LeVERB stands out as the first paper to create a comprehensive benchmark (150+ tasks, 10 categories) for vision-language humanoid WBC, combined with zero-shot sim-to-real deployment.

Current Limitations and Future Directions

Current Bottlenecks

1. LeVERB-VL latency: 100ms (10 Hz) is slow for tasks requiring instant reaction. If an obstacle suddenly appears, LeVERB-A must wait for the next 10 Hz cycle.

2. No manipulation yet: LeVERB currently covers loco-navigation and locomotion. No grasping, pushing, or dexterous manipulation. The next step needs to extend the latent verb space to arm/hand tasks.
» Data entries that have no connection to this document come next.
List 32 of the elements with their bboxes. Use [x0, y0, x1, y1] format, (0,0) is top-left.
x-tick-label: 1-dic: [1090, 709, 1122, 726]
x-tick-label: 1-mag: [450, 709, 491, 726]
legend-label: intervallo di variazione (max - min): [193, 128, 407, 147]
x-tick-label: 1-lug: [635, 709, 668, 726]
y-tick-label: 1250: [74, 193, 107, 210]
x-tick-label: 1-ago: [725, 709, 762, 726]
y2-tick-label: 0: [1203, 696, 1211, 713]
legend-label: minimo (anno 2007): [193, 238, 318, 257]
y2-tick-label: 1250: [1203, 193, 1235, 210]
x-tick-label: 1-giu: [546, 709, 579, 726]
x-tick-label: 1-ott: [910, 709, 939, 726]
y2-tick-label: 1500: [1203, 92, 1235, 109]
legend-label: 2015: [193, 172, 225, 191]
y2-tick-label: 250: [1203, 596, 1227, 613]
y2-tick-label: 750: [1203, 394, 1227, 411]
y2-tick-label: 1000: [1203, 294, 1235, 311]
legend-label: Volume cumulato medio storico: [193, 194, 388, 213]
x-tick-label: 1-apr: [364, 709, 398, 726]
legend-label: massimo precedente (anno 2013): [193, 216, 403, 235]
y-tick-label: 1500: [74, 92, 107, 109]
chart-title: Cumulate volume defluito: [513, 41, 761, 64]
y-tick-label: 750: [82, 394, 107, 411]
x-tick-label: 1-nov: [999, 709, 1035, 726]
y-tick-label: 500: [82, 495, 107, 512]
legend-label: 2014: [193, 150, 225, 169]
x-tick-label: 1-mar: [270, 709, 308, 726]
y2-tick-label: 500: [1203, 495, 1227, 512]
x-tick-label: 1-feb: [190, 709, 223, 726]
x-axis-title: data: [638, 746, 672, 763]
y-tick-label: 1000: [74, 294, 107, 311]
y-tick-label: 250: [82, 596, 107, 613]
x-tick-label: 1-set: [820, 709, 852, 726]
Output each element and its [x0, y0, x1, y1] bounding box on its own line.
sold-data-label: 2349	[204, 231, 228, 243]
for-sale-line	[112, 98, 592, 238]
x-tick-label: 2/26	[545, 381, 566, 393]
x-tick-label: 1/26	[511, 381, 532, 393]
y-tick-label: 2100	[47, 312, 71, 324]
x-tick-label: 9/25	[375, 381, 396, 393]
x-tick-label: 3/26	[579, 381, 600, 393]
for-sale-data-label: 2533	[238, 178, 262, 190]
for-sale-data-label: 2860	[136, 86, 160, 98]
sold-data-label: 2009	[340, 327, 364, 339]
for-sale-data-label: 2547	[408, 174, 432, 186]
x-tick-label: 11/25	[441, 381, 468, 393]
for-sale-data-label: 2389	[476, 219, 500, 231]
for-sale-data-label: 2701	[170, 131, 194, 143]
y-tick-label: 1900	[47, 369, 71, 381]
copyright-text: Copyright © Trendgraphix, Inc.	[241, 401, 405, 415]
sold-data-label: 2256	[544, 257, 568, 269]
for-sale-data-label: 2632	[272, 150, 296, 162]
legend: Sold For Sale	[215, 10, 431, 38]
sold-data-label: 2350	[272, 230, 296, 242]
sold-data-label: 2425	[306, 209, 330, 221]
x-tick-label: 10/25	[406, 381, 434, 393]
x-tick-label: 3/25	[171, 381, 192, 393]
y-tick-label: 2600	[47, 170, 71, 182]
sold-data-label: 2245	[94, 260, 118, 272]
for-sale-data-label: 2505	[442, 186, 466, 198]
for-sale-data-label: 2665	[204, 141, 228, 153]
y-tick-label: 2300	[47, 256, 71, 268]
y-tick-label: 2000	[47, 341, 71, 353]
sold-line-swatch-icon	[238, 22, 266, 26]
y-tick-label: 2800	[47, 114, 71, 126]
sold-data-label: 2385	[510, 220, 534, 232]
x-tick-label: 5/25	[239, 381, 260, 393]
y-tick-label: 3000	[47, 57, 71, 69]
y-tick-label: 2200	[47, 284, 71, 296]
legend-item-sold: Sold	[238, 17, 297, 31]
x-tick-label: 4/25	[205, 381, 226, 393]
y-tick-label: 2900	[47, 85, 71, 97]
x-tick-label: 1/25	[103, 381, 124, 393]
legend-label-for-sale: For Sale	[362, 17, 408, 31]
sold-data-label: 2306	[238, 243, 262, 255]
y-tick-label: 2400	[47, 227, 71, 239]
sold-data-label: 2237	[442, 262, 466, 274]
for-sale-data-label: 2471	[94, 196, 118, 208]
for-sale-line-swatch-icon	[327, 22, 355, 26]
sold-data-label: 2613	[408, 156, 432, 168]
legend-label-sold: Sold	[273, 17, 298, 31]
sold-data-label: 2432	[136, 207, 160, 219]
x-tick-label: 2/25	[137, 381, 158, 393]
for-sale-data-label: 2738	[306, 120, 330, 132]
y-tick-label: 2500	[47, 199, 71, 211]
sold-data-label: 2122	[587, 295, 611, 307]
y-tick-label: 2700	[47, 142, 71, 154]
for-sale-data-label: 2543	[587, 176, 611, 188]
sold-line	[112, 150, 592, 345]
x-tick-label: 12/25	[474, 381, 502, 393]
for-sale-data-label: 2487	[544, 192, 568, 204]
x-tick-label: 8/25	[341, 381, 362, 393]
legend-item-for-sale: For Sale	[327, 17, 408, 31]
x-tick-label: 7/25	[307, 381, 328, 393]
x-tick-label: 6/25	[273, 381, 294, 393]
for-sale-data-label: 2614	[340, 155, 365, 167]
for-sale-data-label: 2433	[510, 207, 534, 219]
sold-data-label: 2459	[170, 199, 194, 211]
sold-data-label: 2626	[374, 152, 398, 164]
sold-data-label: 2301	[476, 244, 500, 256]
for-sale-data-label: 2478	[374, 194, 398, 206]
3. Data scale is small: 154 tasks from 154 MoCap trajectories. Need to scale to thousands of tasks to cover long-tail behaviors.

4. External GPU dependency: RTX 4090 as external compute limits portability. Need to optimize LeVERB-VL for Jetson Orin or onboard NPU.

Promising Extensions

Manipulation: Add arm/hand tasks to the latent verb space (grasping, pushing, inserting)
Scale: Combine with internet human video data for pre-training
Efficiency: Quantize LeVERB-VL → Jetson Orin NX standalone deployment
Memory: Add temporal context to handle long-horizon tasks

Why This Matters

LeVERB isn't just a lab result — it's a blueprint for deploying humanoid robots in real environments:

Factory logistics: "Move the red box to shelf 3" → robot navigates, grasps, places precisely
Elderly assistance: "Bring me the chair from the corner" → robot understands and acts
Research labs: "Set up the workstation in configuration A" → robot follows description

When manipulation support is added (expected in follow-up work from EMBER Lab), LeVERB will become a complete framework for humanoid service robots.

Conclusion

LeVERB solves one of robotics' hardest problems: how to let natural language command a full humanoid body in the physical world without a hand-crafted action vocabulary.

The answer — an automatically learned latent verb space connecting semantic and dynamics tiers — is both theoretically elegant and practically effective. The 7.8× improvement over end-to-end VLA and 80% success on navigation tasks are clear proof.

If you're working on whole-body VLA, sim-to-real transfer, or hierarchical robot control, this paper is essential reading.